After a stint in Canberra, he joined the sports desk where he would cover six Olympics and the same number of Commonwealth Games. He led the AAP team at the Athens, Beijing and London Olympics, and in Melbourne and Kuala Lumpur for the Commonwealth Games. But it was as London bureau chief in 1990 that gave Osborne his most memorable career moment.
He was sent to South Africa to cover a visit by the then foreign minister Gareth Evans. It was the first time in 40 years an Australian government minister had visited the apartheid-torn country. The trip coincided with the release of Nelson Mandela who Osborne regards as one of the most awe-inspiring people he’s come across. Rubbing shoulders with Nobel Peace Prize winner Bishop Desmond Tutu comes in at a close second. Following three years in London, Osborne spent two years in Beijing before coming home to be finance editor.
There were also lots of dreaded overnight shifts early on with AAP. “I loved getting home at 7 when everyone else was going to work,” he recalls.
“I liked the shift work and always thought it was the romantic side of journalism.”
One of Ozzy’s memorable stories is a moment during the Seoul Olympics In 1988. He was covering the weightlifting events when Hollywood megastar Arnold Schwartzenegger made an appearance. With no seats left in the grandstand, Osborne quickly persuaded his media colleagues to make room for The Terminator. It was that type of quick-thinking for a potential news opportunity that helped propel his career from strength to strength and finally to his appointment as editor of AAP.
It’s a 24/7 job: fielding phone calls and emails from AAP staff around Australia and overseas any time of the day. Out of hours and on holidays, Ozzy made a point of being contactable. There were many Friday and Saturday nights spent on the phone talking about legal problems instead of enjoying family time.
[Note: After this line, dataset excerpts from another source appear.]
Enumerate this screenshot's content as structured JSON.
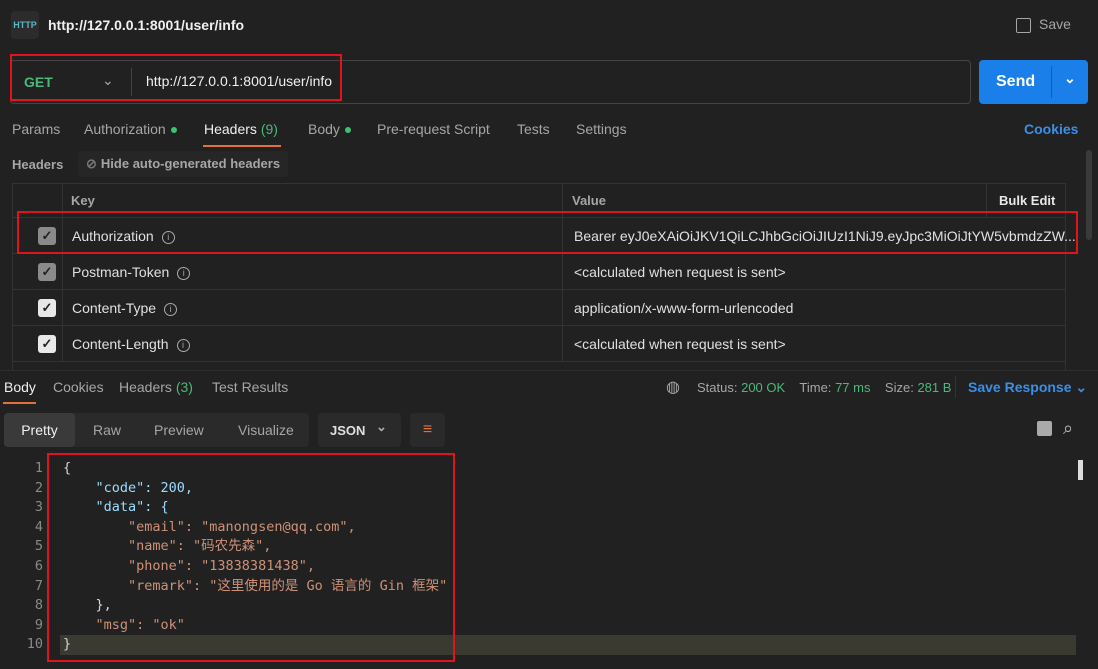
{
  "header": {
    "icon": "http-icon",
    "title": "http://127.0.0.1:8001/user/info",
    "save_label": "Save"
  },
  "request": {
    "method": "GET",
    "url": "http://127.0.0.1:8001/user/info",
    "send_label": "Send"
  },
  "request_tabs": [
    {
      "label": "Params"
    },
    {
      "label": "Authorization",
      "dot": true
    },
    {
      "label": "Headers",
      "count": "(9)",
      "active": true
    },
    {
      "label": "Body",
      "dot": true
    },
    {
      "label": "Pre-request Script"
    },
    {
      "label": "Tests"
    },
    {
      "label": "Settings"
    }
  ],
  "cookies_label": "Cookies",
  "headers_section": {
    "label": "Headers",
    "hide_label": "Hide auto-generated headers"
  },
  "headers_table": {
    "columns": {
      "key": "Key",
      "value": "Value",
      "bulk_edit": "Bulk Edit"
    },
    "rows": [
      {
        "checked": true,
        "dim": true,
        "key": "Authorization",
        "value": "Bearer eyJ0eXAiOiJKV1QiLCJhbGciOiJIUzI1NiJ9.eyJpc3MiOiJtYW5vbmdzZW..."
      },
      {
        "checked": true,
        "dim": true,
        "key": "Postman-Token",
        "value": "<calculated when request is sent>"
      },
      {
        "checked": true,
        "dim": false,
        "key": "Content-Type",
        "value": "application/x-www-form-urlencoded"
      },
      {
        "checked": true,
        "dim": false,
        "key": "Content-Length",
        "value": "<calculated when request is sent>"
      }
    ]
  },
  "response": {
    "tabs": [
      {
        "label": "Body",
        "active": true
      },
      {
        "label": "Cookies"
      },
      {
        "label": "Headers",
        "count": "(3)"
      },
      {
        "label": "Test Results"
      }
    ],
    "status_label": "Status:",
    "status": "200 OK",
    "time_label": "Time:",
    "time": "77 ms",
    "size_label": "Size:",
    "size": "281 B",
    "save_response": "Save Response",
    "view_tabs": [
      "Pretty",
      "Raw",
      "Preview",
      "Visualize"
    ],
    "active_view": "Pretty",
    "format": "JSON",
    "body_lines": [
      "{",
      "    \"code\": 200,",
      "    \"data\": {",
      "        \"email\": \"manongsen@qq.com\",",
      "        \"name\": \"码农先森\",",
      "        \"phone\": \"13838381438\",",
      "        \"remark\": \"这里使用的是 Go 语言的 Gin 框架\"",
      "    },",
      "    \"msg\": \"ok\"",
      "}"
    ]
  },
  "colors": {
    "accent": "#1a7fe8",
    "green": "#4bb87a",
    "highlight": "#e0141e",
    "tab_underline": "#e3703a"
  }
}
That dedication to the job - amongst other attributes - made him the worthy inaugural recipient of the Spirit of AAP award, personally selected by company chief Bruce Davidson.
Overseeing staff redundancies gave AAP’s outgoing editor some of his toughest moments in the job. “Watching great news empires shrink and to see what the internet has done to the news and the impact it's had on us, that's been the hardest thing,” he says “I wish someone had been able to warn me about that.".
“We lost a lot of people who had been here for a long time, we lost a lot of friends.”
Under his watch, AAP has doubled down on its no-dickhead culture with Osborne maintaining an open-door policy. He regards close colleagues, some of whom he’s worked with for 35 years, as brothers and sisters.
“Everyone says when you leave AAP the hardest part is to leave the people."
“In a way, it feels like one big family.”
After more than a decade as editor, Osborne feels it’s time to change course. Travel with his wife and fellow journalist Louise Evans is a priority, and there’s plenty of stories that could fill the pages of a book. “It’s such a great job,” Osborne says of being AAP editor. “You get to witness and be part of deciding how history is going to be reported as things happen, you really get that close-up of what’s happening in the world.”
Does he have any helpful advice for incoming editor Andrew Drummond? Sort of. “Always keep your phone handy and don’t plan too many Friday and Saturday nights”, he says.